I'm trying to get an 18 for the future.


----------



## chuck richards (Feb 1, 2010)

The name I always liked was NUMB BUTT. It was not mine but if I get a chance to name a boat that is what I will name her.


----------



## old skunk (Aug 14, 2012)

Mine is old bottom


----------



## fr3db3ar (Aug 6, 2011)

I sold the submariner and got the 18. I'm naming it FINS-n-FUR. It's all about carp and coyotes.

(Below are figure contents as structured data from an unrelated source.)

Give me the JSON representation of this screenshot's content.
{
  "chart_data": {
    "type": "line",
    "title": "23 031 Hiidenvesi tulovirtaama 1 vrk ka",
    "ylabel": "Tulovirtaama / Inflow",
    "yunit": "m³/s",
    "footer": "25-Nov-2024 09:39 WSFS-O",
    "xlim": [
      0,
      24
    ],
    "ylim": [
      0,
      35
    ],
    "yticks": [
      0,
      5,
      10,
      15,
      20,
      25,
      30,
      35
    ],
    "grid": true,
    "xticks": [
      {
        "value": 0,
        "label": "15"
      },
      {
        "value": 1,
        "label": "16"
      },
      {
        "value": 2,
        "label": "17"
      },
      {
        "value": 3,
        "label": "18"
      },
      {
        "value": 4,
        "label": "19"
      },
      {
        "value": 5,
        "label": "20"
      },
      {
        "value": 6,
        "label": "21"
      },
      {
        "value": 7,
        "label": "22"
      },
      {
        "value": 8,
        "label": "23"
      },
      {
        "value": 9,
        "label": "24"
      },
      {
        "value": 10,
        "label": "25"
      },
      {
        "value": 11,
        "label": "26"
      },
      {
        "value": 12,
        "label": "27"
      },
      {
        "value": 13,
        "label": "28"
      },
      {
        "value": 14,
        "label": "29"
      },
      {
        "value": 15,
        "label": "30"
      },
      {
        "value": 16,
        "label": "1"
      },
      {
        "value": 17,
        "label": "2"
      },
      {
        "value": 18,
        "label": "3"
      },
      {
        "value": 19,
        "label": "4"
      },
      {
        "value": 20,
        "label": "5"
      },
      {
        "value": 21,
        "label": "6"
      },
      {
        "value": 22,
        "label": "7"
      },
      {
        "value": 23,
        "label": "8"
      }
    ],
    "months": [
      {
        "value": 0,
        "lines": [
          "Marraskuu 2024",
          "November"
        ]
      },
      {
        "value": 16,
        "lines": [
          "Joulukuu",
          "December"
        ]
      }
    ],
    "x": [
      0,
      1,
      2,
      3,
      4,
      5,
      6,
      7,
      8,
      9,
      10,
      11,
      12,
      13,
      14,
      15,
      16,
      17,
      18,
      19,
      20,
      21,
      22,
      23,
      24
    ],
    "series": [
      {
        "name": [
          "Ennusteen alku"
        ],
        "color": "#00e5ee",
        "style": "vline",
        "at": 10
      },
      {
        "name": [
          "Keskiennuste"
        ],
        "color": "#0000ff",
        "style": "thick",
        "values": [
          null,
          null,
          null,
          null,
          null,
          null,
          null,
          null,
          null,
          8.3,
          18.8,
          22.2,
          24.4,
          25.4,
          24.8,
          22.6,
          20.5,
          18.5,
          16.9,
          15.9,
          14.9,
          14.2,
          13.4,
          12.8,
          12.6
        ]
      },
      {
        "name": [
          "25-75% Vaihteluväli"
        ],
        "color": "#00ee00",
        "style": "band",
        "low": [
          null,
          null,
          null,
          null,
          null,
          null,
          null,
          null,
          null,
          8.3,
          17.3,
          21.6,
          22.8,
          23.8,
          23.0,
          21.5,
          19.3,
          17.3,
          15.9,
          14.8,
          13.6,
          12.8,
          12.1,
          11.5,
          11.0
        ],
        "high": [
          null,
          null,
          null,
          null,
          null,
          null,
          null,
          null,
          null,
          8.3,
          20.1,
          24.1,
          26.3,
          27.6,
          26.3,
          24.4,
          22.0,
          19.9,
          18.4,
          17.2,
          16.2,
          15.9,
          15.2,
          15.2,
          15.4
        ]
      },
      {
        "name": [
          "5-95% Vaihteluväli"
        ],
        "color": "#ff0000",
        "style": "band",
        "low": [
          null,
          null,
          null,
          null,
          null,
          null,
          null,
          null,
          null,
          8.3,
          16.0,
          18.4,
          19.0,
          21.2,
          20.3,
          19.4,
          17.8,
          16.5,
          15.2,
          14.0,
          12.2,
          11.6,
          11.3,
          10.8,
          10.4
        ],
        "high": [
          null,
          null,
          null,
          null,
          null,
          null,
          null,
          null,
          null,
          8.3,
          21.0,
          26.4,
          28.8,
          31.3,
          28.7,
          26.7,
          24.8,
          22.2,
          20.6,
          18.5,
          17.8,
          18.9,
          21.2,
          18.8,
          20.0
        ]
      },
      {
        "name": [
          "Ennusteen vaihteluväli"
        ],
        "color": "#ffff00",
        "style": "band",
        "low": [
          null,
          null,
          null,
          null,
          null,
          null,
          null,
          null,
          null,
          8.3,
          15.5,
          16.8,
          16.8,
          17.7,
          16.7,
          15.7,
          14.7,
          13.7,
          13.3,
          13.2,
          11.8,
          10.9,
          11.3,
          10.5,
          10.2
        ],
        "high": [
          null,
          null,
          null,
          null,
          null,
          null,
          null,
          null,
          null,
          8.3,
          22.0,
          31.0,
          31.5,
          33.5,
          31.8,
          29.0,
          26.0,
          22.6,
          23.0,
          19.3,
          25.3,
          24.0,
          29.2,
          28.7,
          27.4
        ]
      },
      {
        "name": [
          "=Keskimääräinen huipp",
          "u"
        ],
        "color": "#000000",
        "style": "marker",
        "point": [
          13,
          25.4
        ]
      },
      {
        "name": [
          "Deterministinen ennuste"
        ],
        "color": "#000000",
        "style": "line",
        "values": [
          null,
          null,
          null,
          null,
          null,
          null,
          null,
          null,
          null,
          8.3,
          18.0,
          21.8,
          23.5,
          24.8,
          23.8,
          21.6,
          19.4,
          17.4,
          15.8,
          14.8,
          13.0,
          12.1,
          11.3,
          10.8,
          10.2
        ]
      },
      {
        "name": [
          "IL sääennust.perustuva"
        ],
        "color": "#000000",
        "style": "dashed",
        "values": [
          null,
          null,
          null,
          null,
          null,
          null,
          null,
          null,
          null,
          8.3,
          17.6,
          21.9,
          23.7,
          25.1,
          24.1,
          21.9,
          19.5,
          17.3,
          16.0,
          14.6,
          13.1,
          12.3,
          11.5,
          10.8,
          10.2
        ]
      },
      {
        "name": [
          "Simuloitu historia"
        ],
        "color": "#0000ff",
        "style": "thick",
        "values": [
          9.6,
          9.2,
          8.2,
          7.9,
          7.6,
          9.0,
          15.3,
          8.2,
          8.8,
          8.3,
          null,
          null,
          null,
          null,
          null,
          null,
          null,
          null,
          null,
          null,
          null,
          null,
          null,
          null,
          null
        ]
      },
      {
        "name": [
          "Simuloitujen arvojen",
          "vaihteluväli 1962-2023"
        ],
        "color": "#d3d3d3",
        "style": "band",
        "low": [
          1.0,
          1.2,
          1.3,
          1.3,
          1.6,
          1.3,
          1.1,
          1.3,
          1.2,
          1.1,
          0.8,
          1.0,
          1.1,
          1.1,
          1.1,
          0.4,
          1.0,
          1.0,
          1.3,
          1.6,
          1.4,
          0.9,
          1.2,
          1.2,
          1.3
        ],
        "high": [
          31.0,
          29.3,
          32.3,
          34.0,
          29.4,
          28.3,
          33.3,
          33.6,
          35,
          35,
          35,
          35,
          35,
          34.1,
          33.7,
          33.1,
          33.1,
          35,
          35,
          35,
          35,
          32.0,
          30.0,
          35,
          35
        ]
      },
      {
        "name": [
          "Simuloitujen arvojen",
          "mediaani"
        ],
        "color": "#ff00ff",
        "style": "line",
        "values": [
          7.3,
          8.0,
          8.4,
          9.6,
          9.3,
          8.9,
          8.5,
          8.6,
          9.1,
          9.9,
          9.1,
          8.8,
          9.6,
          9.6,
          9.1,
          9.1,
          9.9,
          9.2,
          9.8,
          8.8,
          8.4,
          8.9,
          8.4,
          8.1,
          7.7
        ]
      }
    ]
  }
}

Sent from somewhere in the space time continuum.


----------



## fulch (Apr 2, 2013)

Any females name works, there both expensive maintenance.


----------



## sneakygroundbuzzard (Nov 1, 2012)

fulch said:


> Any females name works, there both expensive maintenance.


yup boat is an acronym

it means *B*reak *O*ut *A*nother *T*housand


----------



## kiyote (Jun 15, 2014)

HASNTSUNK


----------



## Bait washer (Feb 26, 2013)

" Bait Washer "

Many years ago when CBs were popular while fishing a tournament on Lake Ontario someone called on the CB and asked how I was doing and I responded with just washing bait. And it stuck as not only a CB handle but nickname and now my present boat.


----------



## sneakygroundbuzzard (Nov 1, 2012)

Bait washer said:


> " Bait Washer "
> 
> Many years ago when CBs were popular while fishing a tournament on Lake Ontario someone called on the CB and asked how I was doing and I responded with just washing bait. And it stuck as not only a CB handle but nickname and now my present boat.


now thats a good story


----------